The Ministry of Health said on Thursday India was doing “relatively well” managing COVID-19, pointing to 13 deaths per million people, compared with about 400 in the United States and 320 in Brazil.

But knowing the actual toll in India is “absolutely impossible” because there is no reporting mechanism in most places for any kind of death, said Dr Jayaprakash Muliyil, an epidemiologist at the Christian Medical College in Vellore who has been advising the government.

Official data shows 43 percent of the people who have died from the coronavirus were between the ages of 30 and 60, but research globally indicates that the disease is particularly fatal to the elderly, suggesting to Muliyil that many virus deaths among older Indians “don’t get picked up” or counted in the virus death numbers.

‘No central coordination’

In India, public health is managed at a state level, and some have managed better than others.

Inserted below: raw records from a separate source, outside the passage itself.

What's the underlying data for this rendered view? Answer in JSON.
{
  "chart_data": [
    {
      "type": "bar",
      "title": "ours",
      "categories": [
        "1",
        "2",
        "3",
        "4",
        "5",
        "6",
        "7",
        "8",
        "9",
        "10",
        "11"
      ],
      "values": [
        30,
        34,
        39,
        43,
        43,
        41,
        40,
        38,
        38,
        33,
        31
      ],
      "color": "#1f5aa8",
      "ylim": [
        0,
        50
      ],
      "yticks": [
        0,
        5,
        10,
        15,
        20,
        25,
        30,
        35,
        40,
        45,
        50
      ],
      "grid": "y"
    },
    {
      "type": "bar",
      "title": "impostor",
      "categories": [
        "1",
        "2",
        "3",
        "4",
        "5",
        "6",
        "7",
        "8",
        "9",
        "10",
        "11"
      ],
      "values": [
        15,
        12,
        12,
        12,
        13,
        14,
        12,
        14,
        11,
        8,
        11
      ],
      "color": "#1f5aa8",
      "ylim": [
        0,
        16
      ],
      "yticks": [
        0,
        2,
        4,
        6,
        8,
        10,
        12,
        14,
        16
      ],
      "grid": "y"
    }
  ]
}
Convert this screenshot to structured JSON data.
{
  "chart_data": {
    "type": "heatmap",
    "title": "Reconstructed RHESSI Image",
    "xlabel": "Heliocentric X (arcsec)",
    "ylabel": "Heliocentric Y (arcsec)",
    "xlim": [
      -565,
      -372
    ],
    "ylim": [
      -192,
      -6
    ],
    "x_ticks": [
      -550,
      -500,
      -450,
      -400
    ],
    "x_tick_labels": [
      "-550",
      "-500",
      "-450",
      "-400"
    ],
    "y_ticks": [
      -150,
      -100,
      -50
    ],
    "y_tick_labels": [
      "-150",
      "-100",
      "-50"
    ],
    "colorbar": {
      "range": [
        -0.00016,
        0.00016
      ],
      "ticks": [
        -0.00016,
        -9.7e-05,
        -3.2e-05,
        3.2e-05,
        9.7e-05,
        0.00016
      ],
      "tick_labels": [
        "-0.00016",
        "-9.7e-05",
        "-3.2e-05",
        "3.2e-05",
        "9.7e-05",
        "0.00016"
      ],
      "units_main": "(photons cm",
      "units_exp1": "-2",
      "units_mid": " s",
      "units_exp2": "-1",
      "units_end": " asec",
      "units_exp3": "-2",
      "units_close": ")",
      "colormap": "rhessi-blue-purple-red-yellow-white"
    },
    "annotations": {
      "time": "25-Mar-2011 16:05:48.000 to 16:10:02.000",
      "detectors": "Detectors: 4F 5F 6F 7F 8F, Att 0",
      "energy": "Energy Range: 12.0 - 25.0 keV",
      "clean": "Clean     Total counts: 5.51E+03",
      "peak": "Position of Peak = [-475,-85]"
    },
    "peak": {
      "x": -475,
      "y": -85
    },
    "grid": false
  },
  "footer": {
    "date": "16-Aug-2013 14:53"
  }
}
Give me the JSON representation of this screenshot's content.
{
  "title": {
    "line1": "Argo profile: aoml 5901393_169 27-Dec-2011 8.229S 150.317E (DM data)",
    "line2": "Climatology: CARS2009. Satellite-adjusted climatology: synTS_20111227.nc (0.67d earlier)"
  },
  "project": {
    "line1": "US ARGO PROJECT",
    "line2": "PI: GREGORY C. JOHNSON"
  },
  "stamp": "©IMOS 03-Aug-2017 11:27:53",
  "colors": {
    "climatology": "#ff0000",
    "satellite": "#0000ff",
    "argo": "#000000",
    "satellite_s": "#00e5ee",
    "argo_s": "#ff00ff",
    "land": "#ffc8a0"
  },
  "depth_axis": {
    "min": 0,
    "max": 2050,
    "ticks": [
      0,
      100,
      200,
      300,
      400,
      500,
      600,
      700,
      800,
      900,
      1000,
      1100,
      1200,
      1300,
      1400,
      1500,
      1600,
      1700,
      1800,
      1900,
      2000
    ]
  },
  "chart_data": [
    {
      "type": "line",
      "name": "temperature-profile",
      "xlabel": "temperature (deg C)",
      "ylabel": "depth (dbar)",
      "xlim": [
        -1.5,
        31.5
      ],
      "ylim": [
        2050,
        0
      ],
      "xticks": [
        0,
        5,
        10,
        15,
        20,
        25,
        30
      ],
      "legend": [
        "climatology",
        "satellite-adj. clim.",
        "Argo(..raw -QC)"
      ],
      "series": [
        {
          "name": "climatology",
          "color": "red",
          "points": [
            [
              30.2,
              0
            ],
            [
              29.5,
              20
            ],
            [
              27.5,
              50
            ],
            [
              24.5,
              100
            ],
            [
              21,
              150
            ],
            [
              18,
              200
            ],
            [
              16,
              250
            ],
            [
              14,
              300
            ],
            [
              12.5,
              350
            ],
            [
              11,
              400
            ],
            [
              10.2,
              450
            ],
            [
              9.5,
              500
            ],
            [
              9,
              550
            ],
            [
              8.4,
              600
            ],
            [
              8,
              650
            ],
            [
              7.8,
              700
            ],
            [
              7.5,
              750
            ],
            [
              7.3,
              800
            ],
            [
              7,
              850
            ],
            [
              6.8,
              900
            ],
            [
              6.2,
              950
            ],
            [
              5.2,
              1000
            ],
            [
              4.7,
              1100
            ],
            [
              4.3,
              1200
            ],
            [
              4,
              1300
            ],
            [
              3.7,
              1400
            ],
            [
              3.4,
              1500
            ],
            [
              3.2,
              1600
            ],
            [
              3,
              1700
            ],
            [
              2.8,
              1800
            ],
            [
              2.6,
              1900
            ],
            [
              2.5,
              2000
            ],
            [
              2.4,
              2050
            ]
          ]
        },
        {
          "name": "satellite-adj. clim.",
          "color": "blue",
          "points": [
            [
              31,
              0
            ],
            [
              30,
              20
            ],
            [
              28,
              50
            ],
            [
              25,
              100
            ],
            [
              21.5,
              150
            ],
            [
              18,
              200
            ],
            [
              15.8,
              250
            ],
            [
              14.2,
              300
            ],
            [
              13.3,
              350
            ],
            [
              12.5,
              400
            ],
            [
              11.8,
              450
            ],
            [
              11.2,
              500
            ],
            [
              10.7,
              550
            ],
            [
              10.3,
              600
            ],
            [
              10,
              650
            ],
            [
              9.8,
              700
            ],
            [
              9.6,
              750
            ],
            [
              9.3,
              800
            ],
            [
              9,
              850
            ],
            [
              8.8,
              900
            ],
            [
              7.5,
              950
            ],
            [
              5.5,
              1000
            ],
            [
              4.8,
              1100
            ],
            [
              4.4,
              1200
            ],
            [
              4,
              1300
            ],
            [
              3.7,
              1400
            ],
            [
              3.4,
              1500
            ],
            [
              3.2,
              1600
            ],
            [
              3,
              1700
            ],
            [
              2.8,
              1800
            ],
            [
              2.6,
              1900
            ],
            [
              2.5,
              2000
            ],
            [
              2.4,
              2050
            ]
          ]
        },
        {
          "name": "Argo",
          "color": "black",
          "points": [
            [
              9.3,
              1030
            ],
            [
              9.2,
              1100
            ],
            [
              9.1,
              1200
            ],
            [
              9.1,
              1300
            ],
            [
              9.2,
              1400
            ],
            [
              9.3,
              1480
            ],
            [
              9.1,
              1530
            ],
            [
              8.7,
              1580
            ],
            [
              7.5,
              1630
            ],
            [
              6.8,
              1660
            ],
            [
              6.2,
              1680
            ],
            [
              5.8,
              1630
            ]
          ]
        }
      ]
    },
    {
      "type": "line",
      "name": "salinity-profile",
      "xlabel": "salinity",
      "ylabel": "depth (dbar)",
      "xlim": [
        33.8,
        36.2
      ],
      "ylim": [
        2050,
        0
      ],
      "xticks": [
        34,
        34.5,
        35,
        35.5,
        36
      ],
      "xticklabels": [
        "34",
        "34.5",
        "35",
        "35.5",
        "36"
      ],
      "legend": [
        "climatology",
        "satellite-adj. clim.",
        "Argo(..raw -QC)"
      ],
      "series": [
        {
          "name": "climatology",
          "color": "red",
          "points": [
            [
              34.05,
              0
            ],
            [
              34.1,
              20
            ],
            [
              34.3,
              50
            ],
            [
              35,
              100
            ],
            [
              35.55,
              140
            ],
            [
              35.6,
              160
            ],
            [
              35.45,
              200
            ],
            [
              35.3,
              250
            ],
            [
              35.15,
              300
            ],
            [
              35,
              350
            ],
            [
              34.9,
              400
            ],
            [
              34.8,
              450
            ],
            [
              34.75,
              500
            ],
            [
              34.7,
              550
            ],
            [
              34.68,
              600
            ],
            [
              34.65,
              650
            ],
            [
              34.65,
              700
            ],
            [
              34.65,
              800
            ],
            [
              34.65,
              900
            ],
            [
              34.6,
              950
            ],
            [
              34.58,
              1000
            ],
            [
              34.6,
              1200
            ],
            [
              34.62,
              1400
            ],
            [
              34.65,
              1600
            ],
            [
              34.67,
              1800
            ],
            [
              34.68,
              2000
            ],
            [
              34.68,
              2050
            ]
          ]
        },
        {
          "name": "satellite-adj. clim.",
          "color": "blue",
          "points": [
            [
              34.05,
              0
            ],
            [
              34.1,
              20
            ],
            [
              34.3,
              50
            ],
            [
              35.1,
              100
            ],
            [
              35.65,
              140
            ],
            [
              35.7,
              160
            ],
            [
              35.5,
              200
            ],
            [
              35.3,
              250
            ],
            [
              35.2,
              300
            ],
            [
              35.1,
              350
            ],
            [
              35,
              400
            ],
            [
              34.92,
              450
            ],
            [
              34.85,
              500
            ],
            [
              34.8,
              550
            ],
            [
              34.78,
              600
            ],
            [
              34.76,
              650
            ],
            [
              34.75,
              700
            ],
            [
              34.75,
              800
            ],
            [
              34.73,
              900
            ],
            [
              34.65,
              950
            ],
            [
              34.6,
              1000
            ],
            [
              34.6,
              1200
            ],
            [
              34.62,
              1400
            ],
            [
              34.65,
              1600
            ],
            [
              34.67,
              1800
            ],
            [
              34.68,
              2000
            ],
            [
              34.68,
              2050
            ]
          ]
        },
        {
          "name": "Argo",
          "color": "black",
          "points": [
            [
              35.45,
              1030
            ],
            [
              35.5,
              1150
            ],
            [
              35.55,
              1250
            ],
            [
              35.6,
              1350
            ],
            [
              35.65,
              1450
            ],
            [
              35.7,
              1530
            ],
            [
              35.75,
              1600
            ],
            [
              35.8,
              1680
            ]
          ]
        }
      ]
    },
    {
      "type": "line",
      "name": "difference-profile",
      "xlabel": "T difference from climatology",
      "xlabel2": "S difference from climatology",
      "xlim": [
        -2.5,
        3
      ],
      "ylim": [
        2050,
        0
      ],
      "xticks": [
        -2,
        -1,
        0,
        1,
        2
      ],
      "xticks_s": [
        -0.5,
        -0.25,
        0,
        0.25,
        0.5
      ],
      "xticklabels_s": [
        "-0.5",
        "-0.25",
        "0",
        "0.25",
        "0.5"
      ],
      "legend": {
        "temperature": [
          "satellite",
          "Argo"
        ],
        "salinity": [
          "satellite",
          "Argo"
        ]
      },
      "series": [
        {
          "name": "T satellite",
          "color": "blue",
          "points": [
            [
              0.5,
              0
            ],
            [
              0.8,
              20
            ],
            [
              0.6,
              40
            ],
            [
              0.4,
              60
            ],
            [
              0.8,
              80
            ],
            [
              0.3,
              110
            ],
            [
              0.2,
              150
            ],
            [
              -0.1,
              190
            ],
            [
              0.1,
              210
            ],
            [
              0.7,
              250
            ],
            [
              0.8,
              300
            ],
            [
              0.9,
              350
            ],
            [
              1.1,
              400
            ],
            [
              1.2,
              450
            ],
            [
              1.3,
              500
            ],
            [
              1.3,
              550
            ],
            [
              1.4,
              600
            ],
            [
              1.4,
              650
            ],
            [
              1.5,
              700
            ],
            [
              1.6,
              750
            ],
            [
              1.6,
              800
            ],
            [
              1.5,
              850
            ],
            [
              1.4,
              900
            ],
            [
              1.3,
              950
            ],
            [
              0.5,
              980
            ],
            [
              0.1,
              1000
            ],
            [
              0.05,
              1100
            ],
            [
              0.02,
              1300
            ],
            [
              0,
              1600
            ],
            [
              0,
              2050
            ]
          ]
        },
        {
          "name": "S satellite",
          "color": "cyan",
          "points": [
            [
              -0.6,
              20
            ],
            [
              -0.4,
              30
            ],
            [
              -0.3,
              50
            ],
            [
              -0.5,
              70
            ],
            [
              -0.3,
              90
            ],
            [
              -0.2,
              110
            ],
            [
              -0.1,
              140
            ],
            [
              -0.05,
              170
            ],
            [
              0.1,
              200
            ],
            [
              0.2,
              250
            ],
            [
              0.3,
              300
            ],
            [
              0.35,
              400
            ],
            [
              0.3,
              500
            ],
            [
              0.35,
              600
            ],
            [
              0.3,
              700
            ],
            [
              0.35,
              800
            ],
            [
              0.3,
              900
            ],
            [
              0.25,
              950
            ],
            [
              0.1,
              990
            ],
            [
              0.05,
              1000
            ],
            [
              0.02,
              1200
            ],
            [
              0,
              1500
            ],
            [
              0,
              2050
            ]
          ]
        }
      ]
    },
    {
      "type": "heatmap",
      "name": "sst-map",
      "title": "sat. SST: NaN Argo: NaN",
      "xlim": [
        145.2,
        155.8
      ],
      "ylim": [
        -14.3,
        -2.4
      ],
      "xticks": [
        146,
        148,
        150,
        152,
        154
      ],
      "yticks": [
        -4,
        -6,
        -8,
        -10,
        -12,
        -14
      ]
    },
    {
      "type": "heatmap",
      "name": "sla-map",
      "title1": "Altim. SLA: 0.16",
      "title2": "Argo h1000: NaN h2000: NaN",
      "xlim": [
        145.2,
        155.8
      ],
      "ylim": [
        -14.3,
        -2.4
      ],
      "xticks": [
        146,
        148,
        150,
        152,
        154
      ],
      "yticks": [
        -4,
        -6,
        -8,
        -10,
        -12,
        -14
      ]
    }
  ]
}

The southern state of Kerala, where India’s first three COVID-19 cases were reported, has been held up as a model.

Medical workers wearing personal protective equipment (PPE) take care of a patient suffering from the coronavirus disease (COVID-19), at the Intensive Care Unit (ICU) of the Max Smart Super Speciality
More than 250,000 samples are being tested daily after months of sluggishness, but experts say this is insufficient for a country of nearly 1.4 billion people [Danish Siddiqui/Reuters]

It isolated patients early, traced and quarantined contacts and tested aggressively.

By contrast, Delhi, the state that includes the national capital, has been sharply criticised for failing to anticipate a surge of cases in recent weeks as lockdown measures eased.

Patients have died after being turned away from COVID-19-designated hospitals that said they were at capacity. It led the Ministry of Home Affairs to intervene and allocate 500 railway cars as makeshift hospital wards.

But as the capital rushes to conjure new beds, officials admit that they are worried about the lack of trained and experienced healthcare workers.

According to Jishnu Das, a professor of economics at Georgetown University, there is “no central coordination” to move healthcare staff from one state to another, exposing India’s relative inability to use data to guide policy decisions.

“The one big thing that we’re learning from this pandemic is it takes any cracks in our systems and it drives a chisel to them. So, it’s no longer a crack, it’s a huge chasm,” Das said.

India’s role in global fight

India has seven vaccines in various stages of clinical trial, including one by Bharat Biotech that the Indian Council on Medical Research pledged would have results from human trials by August 15, the country’s Independence Day.

The top medical research body quickly backtracked, but regardless of whether India comes out on top in the global race for a vaccine, the country will play a critical role in the world’s inoculation against COVID-19.

The Serum Institute of India in the western Indian city of Pune is the world’s largest vaccine manufacturer.

India makes about 1,000 ventilators and 600,000 personal protective equipment (PPE) kits per day, according to government think-tank Niti Aayog, making it the second-largest kit maker in the world after China.

The economic curve

Although Indian airspace remains closed to commercial airlines from abroad, the country’s economy has largely reopened.

Consumer activity has rebounded to pre-pandemic levels, government data showed, and factory workers who fled cities when India imposed its lockdown on March 24 have begun to return, enticed, in some cases, by employers offering free room and board.

Prime Minister Narendra Modi has used the health crisis along with a military standoff with China over a disputed border region to rally the country around the idea of a “self-reliant India” whose home-grown industries will emerge stronger.

Modi’s approval ratings remain high, despite the hasty lockdown triggered a humanitarian crisis, with thousands of migrant workers fleeing on foot towards their natal villages, and as two top government scientists on the front lines of the coronavirus fight stepped down in recent weeks.